Last year, the European Commission tasked EFRAG – Europe’s financial reporting body – to start preparatory work on the world’s first public standards for sustainability reporting.
These standards will be vital for delivering the EU’s ambitious environmental and sustainable finance agenda. They will power the EU’s under-revision Non-Financial Reporting Directive, and improve the relevance, completeness, and decision-usefulness of the data companies report by law. The first disclosures using the standards shall be filed in 2023.
Better data can drive and track progress against the European Green Deal
Better corporate data is urgently needed to transition the European economy from its current 2.7 °C path onto a Paris-aligned pathway, and to achieve the European Green Deal.
CDP Europe’s latest report, for example, found just 35% of the most impactful European companies report their most important Scope 3 emissions, like use of products. More accurate emissions data - and information on companies’ trajectories – is needed to hit the EU’s 2030 and 2050 goals.
But without better standards, this data will not be available quickly enough for the urgent transformation we need to take place.
The much-anticipated publication of the EFRAG task force’s final report – a roadmap of recommendations for the standards’ ‘scope and structure’– is therefore crucial and shows a promising direction of travel.

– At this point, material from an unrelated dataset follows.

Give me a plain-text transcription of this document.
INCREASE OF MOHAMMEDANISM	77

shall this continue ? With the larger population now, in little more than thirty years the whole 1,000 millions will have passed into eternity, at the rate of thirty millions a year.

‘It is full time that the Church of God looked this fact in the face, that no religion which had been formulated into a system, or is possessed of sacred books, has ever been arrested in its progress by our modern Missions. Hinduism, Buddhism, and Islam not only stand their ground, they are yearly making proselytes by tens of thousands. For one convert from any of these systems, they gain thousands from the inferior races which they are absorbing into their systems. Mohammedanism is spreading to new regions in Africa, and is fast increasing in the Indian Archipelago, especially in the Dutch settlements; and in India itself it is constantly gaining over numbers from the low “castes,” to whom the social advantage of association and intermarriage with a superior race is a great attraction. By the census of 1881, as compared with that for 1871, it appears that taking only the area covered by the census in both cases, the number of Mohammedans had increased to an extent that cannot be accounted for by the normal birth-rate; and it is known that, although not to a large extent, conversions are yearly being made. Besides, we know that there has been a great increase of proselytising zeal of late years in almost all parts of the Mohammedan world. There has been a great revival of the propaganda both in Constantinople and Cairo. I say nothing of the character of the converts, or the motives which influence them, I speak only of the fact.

Importantly, with the International Financial Reporting Standards (IFRS) having announced its own approach – covering climate-related financial disclosures – the EU’s progress will be instrumental not only for corporates with EU operations, but for raising the bar on global moves to converge sustainability standards, too. A co-construction approach to align EU and global standards will help deliver a level playing field for companies and financial institutions.
A welcome approach
Some report recommendations, though by no means exclusive, are particularly welcome and worth highlighting from our perspective.
We strongly welcome the report’s emphasis on forward-looking data. In particular, that the standard-setter should ensure what companies report can produce clear transition trajectories.
This can be done through guidelines on targets and action plans that are science-based. 50% of European market value is now engaged with the Science Based Targets initiative (SBTi), and work for other earth systems such as fresh water, oceans, land and biodiversity is being developed by the Science Based Targets network. This approach therefore has significant market momentum and is proven to over-deliver emissions reductions in line with 1.5 °C.
Likewise, we strongly agree with the overarching double materiality approach suggested for the standards. This means that non-financial reporting should produce data about the material impacts a company has on its stakeholders – including the environment – as well as the risks and opportunities the company sees to its value resulting from sustainability issues. The 9,600 companies already disclosing environmental data to CDP are already familiar with disclosing data in line with this perspective and such an approach is vital for any global standard.
Another key recommendation is for the standards to treat sustainability information equally to financial data, as per the Task Force on Climate-related Financial Disclosures (TCFD). Putting financial and non-financial data on equal footing helps companies embed sustainability into strategy, makes boards accountable, and crystallizes the fact that long-term, sustainable business success relies on environmental sustainability.
We also agree that, for small and medium-sized enterprises (SMEs), a proportionate approach is needed. SMEs are a major part of our economy, and EU environmental goals will not be achieved without them moving in sync with financial institutions and listed companies. That is why CDP offers the thousands of SMEs reporting each year the ability to report to their customers through a simplified questionnaire.
Writing the new standards with such an approach for SMEs will both help these companies see the tangible business benefits from reporting, and provide their stakeholders with the critical data they need to make decisions.
A new era in data
The EFRAG task force report also suggests that the standard-setter should promote the structured digitization of sustainability data. We agree. The European Commission’s vision is for a single European data space – a single market for data – where live sustainability data sits alongside financial data and can be more easily employed to achieve EU objectives. This will help financial institutions of all sizes access vital data and use it to make decisions that can shift the trillions. The European Single Access Point, in particular, offers a pathway to achieve this.
CDP’s disclosure system has and will continue to be a driving force for scaling such progress. Now with the world’s most comprehensive single comparable source of environmental data, including nearly 80% of Europe’s real economy value, CDP can drive structured data disclosure in line with the standards.
We have long contributed to the EU sustainable finance agenda, and will continue to support the work of the European Commission and EFRAG, including in task forces like that on non-financial risks and opportunities reporting, on which I sit as a member.
By recognizing that the new standards should both learn from existing best practices and coordinate with global developments to harmonize standards, the EU is shifting global ambition and action upwards. It is welcome that, as the pace quickens, the task force recognizes that a globally coordinated approach must be pursued.
As the next stage of this exciting process gets underway, we look forward to continuing to provide our insights and expertise to the Commission and the new standard-setter on other key elements in the standards, like sector- specificity, and with our disclosure system, data, and insights.